Он повесил остальные полки. Помыл руки, доброжелательно попрощался со мной и ушел. Когда Никитос с Настькой вылезли из своей комнаты, его уже не было. Я сидела на кухне с полной чашкой чая. И мне было неожиданно грустно. Вот зачем это? Что это было? Кто это был? Офицер с Андрюшкиной работы? Какой-то его друг? Почему я его не знаю?
— Мам, — Настька осторожно потрогала меня за плечо. — Ты грустишь?
— Да нет, дочка.

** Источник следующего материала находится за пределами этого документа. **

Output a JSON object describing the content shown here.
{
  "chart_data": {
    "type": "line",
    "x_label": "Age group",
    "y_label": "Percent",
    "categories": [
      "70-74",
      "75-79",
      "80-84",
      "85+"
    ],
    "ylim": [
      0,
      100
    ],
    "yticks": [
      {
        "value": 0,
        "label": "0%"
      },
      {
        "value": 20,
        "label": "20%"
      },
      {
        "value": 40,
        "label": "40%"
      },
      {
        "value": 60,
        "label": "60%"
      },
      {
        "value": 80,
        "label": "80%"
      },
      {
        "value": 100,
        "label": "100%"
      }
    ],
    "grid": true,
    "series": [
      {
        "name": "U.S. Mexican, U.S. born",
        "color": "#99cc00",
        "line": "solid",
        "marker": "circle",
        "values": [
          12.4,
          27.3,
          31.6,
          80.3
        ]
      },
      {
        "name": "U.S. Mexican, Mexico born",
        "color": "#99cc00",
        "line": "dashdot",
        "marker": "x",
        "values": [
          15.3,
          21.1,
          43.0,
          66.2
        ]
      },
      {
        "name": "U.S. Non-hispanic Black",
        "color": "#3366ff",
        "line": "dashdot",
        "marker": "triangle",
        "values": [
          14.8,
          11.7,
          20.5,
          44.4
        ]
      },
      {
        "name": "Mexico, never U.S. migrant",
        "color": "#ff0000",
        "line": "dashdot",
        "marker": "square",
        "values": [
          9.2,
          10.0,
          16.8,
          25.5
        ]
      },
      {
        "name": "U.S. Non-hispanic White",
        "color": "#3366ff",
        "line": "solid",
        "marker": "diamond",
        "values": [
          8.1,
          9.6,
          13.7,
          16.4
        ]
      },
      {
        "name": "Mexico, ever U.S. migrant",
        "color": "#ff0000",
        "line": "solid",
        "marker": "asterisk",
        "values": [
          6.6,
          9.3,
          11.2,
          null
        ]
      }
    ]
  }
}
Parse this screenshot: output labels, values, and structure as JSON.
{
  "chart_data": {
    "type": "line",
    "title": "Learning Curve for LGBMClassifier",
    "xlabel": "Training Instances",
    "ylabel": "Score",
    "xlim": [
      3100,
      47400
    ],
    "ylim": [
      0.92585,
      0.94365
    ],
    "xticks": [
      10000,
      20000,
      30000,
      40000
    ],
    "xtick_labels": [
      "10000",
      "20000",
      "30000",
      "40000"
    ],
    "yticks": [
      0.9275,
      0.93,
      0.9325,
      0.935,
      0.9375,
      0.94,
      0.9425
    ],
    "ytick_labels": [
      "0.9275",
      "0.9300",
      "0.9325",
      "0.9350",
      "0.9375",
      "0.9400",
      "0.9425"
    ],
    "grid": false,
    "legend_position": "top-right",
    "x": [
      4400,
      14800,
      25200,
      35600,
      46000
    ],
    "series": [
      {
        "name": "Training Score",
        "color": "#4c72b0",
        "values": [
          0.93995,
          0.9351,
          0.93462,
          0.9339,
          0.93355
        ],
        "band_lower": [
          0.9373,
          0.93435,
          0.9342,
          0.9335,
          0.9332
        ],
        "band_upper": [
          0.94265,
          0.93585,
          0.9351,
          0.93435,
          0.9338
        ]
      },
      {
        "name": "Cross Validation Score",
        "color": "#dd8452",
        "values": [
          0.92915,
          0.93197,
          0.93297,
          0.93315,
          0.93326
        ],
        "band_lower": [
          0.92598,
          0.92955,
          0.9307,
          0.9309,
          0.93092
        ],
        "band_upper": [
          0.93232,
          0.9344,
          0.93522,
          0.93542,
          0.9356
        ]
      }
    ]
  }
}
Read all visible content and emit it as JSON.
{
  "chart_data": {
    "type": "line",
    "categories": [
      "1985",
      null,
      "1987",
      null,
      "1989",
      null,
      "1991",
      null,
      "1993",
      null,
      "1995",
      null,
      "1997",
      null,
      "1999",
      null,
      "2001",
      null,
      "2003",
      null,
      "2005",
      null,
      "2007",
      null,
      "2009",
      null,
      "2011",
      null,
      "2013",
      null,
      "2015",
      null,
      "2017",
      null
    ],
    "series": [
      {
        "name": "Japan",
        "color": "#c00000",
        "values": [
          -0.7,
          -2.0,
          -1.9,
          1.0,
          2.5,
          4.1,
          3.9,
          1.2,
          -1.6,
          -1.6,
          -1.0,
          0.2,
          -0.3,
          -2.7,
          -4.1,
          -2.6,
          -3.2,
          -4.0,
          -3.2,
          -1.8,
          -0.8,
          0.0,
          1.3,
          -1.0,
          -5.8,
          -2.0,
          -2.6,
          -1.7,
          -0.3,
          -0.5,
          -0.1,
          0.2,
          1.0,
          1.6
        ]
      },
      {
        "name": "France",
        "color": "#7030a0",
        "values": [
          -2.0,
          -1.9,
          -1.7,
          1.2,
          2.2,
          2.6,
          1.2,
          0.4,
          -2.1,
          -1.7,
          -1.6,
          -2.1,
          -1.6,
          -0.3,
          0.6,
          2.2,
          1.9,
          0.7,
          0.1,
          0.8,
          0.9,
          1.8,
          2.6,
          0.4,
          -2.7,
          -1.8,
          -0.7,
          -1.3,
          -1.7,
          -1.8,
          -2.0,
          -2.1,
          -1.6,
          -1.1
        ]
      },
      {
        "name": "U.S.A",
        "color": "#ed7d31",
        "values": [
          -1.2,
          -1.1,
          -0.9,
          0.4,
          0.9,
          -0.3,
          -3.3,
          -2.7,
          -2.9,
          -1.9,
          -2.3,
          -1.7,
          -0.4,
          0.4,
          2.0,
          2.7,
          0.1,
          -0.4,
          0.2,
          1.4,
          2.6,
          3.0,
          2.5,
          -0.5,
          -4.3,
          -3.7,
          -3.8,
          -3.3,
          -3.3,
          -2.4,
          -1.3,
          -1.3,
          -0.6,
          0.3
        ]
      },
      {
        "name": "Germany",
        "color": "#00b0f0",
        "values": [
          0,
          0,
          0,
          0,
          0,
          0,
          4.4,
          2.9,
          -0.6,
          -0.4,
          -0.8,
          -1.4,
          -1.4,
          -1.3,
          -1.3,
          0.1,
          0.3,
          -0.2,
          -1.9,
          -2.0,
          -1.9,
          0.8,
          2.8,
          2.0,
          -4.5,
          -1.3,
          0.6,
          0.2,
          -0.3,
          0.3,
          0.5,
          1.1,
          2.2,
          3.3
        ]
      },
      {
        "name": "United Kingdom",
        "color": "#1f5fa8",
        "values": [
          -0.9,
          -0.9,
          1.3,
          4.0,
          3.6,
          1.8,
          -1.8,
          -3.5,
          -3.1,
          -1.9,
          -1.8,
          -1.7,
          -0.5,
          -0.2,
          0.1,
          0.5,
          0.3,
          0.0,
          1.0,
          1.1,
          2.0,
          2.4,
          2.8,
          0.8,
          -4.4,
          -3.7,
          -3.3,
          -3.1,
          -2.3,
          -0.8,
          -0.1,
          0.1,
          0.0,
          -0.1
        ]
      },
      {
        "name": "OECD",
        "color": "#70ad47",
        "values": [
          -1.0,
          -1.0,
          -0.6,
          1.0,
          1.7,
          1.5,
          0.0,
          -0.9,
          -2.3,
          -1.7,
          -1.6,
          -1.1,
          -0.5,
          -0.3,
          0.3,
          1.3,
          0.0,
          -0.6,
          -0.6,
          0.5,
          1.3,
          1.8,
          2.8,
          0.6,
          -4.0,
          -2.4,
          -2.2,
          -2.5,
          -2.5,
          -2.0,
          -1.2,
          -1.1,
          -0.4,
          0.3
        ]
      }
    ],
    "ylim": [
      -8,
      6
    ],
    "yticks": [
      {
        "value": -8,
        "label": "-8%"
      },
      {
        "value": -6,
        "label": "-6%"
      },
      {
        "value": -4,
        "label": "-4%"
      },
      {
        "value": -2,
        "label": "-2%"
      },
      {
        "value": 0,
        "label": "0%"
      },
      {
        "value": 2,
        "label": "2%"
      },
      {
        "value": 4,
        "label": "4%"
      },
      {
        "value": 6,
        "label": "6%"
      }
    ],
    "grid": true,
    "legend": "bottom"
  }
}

Давайте ужинать.
— А я грущу, — сказала Настька. — Мне грустно, что не пришел папа и не позвонил.
— Хорошо, что ты понимаешь, отчего тебе грустно. — Я поцеловала ее в прохладный лобик. — А вот я не понимаю.
— Очень противный дядька! — заявил Никитос. — Я бы сам всё прибил! А много денег он взял?
— Он не взял денег, Никитос. В следующий раз ты всё сам прибьешь, договорились.